A França, o país mais visitado do mundo, com cerca de 100 milhões de turistas só em 2024, é um ímã para a humanidade. É linda, histórica e atmosférica - então a gente entende. Mas você vai dividir essa beleza com um mar de admiradores. Não tema, o sábio das viagens Rick Steves tem uma dica para minimizar a experiência ombro a ombro: passes de visitação e ingressos combinados.
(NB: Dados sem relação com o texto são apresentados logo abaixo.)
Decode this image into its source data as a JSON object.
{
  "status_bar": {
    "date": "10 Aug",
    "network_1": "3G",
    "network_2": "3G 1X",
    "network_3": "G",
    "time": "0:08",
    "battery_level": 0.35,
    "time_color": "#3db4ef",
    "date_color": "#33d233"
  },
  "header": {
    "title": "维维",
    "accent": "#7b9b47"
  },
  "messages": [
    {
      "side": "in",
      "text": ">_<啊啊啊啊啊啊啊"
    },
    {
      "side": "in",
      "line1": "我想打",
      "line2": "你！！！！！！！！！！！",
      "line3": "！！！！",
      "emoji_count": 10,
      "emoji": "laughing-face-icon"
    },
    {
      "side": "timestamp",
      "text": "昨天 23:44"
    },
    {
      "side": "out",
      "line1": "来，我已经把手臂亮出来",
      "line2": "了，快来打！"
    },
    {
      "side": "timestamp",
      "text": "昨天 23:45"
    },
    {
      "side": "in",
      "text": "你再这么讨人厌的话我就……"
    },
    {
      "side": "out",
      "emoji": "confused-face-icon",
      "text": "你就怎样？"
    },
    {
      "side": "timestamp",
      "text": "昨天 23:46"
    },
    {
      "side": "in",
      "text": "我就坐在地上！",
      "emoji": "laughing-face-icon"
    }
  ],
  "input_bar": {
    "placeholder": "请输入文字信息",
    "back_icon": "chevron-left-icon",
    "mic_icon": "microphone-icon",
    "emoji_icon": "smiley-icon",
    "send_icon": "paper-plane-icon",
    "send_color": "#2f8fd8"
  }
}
Em seu site, Steves elogia o Paris Museum Pass: um cartão mágico que dá acesso a mais de 50 museus e monumentos em Paris e arredores. Você pode comprá-lo nas opções de dois, quatro ou seis dias, com preços de US$ 82 a US$ 128. Cada atração pode ser visitada uma vez, sem filas para comprar ingressos, sem taxas extras. Basta mostrar o passe, e o relógio começa a contar a partir do primeiro uso. Algumas ressalvas se aplicam - como limites de capacidade e fechamentos por segurança - mas com taxas de entrada individuais para as principais atrações entre US$ 15 e US$ 25, o passe é um roubo se você for visitar os destaques.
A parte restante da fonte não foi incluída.